Jurors on Wednesday also heard from Dontay Murphy, a 29-year-old SEPTA bus driver, who alleged Liciardello pistol-whipped him during a 2006 drug arrest and later lied about it on a police report. The police report Liciardello later filed said Murphy sustained his injuries after knocking his head against a cinder-block wall.

But it was Cascioli's story that drew harshest scrutiny from defense lawyers. They have painted their clients' accusers as opportunistic liars, eager to blame the police for their own criminal behavior and cash in with lucrative police-brutality lawsuits.

On the stand, Cascioli described himself as one of the city's largest wholesale marijuana dealer, who trafficked with only a handful of upscale clients. He grossed from $360,000 to $600,0000 a year, he said.

Under questioning from prosecutor Anthony Wzorek, he recounted the events that brought Liciardello and the others in November 2007 to his 19th-floor penthouse at City Avenue's Executive House apartment tower.

His neighbor had begun cooperating with the officers 10 days before and offered to buy marijuana and mushrooms from Cascioli so Liciardello could catch him in the act.

When Cascioli left his apartment to deliver the drugs, Liciardello and a half dozen other officers dressed in ski hats and dark clothing were waiting.

"My first immediate thought was it was the Mafia and I was getting robbed," Cascioli said.

The group tackled him to the ground and led him back inside. They tore apart his apartment looking for money and more drugs. Soon, they had pressured Cascioli to draw his supplier - Bronx-based dealer Jeremy Sarkissina - into their dragnet.

The department's top brass would later tout the Cascioli operation at a news conference as a major success that resulted in the seizure of 16 pounds of marijuana, 12 pounds of mushrooms, and nearly $440,000 in cash.

But although several department supervisors stopped by the search of his apartment during the search, it was what happened while they weren't present that prosecutors now say was criminal.

Cascioli said he was never read his Miranda rights or shown a search warrant.
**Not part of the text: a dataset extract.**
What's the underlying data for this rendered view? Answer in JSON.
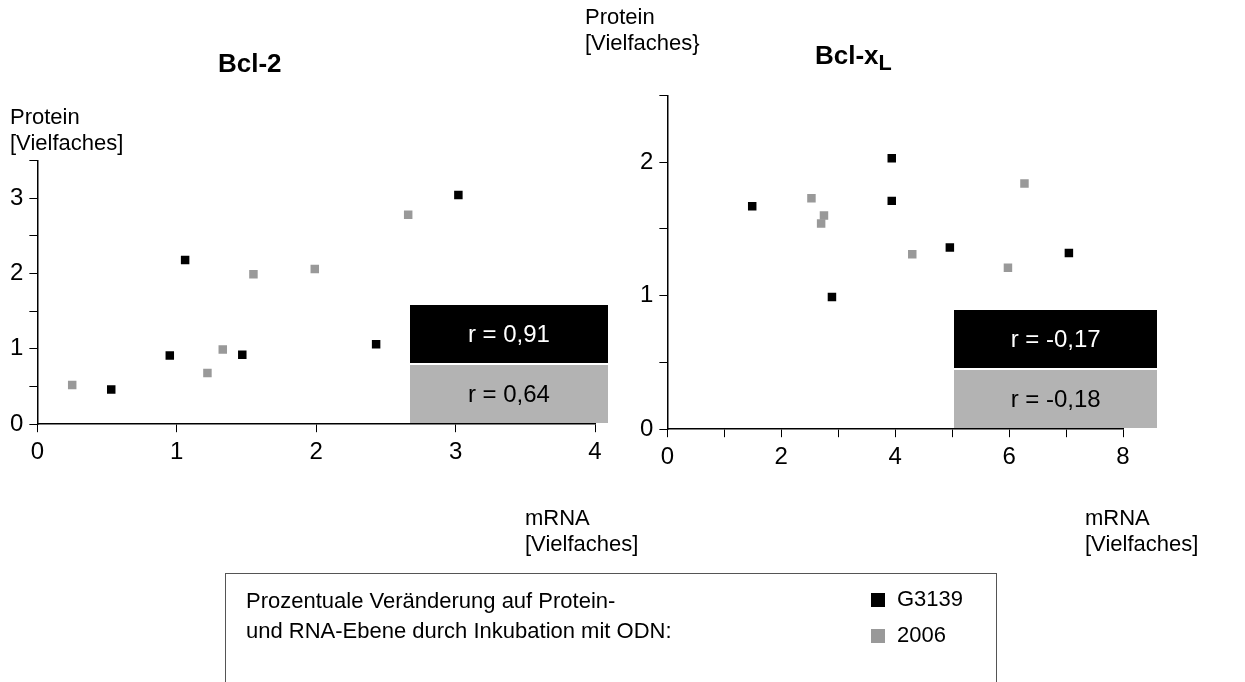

He alleged Walker and Betts hit him several times throughout the night, while others took money from his nightstand to order pizza.

And when, days later, Cascioli retrieved his belongings from the ransacked apartment, he noticed more than just drugs had gone missing. A Versace sweat suit, two Movado watches, an iPod, and a GPS - together worth about $8,000 - had all disappeared, he said. None of it was listed on the receipt of seized property he was given by the police.

"The first thing I said was I want an attorney," Cascioli said.

Liciardello's foul response, he recalled, was: "F- you."

Throughout his testimony Wednesday, Cascioli described the encounter in an assured voice and held his ground under heavy questioning from the defense.

Still, lawyers for the six indicted officers caught a few inconsistencies in his story - whether or not the officers wore ski masks when they tackled him outside his apartment, whether or not he was wearing handcuffs while being held over the balcony, and whether he had initially lied to the FBI about his brother, who was hiding drug money for him in Maryland.

But when challenged by defense lawyer Jack McMahon on his recent decision to consult a lawyer to potentially sue the officers, Cascioli stood his ground.

"I want what's right to be right," he said. "My rights were violated. I want to win."